In 2003, we purchased 2 Canadienne (Canadian is also acceptable) dairy females. One coming from the late Brian Krick in Ontario and the other coming from Leo Paul Provost of Quebec. Since then we have used artificial insemination and raised a few additional females. Our cows are used for family cows and nurse cows. They are still selected based on being functional dairy cows. They need to be structurally correct with the ability to produce on a diet based on forage. They were initially added due to their milk being similar in components to that of a Jersey but with added hardiness. They have not disappointed us. Registration is done with the Canadian Association through the Canadian Livestock Records.
Female breeding stock usually available. Check our sale barn listings.

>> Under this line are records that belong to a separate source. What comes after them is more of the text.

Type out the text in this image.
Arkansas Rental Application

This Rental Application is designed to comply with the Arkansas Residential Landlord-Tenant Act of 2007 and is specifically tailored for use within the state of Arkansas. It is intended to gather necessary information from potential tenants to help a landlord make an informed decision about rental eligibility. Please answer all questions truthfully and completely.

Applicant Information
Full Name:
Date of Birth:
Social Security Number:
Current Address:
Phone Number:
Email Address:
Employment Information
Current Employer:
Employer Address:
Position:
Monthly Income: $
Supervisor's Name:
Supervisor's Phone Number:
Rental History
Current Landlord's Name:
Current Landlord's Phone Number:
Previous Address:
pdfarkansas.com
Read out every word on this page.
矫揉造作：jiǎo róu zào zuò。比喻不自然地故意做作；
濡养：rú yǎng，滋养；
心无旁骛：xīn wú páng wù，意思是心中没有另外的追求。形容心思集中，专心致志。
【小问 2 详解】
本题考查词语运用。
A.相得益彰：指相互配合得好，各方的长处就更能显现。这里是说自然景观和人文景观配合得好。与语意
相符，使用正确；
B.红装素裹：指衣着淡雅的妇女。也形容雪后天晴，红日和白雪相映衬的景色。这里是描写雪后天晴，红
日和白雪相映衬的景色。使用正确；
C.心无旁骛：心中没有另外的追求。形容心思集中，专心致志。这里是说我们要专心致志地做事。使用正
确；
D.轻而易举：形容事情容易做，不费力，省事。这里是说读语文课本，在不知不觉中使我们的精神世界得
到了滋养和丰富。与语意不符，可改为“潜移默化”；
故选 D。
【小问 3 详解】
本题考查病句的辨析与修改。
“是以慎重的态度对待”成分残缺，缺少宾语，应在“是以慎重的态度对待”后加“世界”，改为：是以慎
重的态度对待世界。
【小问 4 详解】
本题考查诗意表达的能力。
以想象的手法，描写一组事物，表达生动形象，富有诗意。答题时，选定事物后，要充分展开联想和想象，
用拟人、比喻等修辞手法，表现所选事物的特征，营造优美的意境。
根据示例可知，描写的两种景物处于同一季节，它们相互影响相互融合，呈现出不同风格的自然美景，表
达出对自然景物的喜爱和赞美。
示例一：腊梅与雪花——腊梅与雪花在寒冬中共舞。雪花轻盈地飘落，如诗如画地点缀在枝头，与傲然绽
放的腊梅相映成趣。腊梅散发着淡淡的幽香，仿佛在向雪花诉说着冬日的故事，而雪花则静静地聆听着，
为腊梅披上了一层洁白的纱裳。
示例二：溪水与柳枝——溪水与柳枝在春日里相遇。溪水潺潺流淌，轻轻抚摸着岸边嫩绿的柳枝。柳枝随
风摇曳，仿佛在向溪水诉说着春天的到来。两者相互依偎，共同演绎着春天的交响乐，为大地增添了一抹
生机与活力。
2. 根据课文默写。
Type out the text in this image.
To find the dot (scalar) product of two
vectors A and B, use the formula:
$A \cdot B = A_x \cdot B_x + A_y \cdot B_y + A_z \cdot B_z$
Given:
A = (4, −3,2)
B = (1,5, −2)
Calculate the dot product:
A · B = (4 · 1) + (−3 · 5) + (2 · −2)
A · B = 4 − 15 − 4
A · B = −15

Canadian history and facts: The Canadienne breed was developed in Canada during the 16th and 17th centuries. However it wasn’t until 1895 that a breed Association was formed. The breed declined over time as many people adopted the bigger imported breeds. Recently they have had a resurgence due to an active Quebec program to encourage their use as well as changes in the dairy industry. Sheer volume of milk is no longer all that matters. Producers are being paid on milk components and have also started to realize the efficiency of some of the smaller breeds. The Canadienne is well adapted to the Canadian climate and does not require as intensive of management as many dairy breeds. Cows are generally small weighing 1000 to 1100 pounds but are known to be long lived and have a docile temperament. In relation to their body size, they are efficient producers of quality milk. Born pale or light tan, they become dark brown or black as they mature while still having a paler muzzle and udder.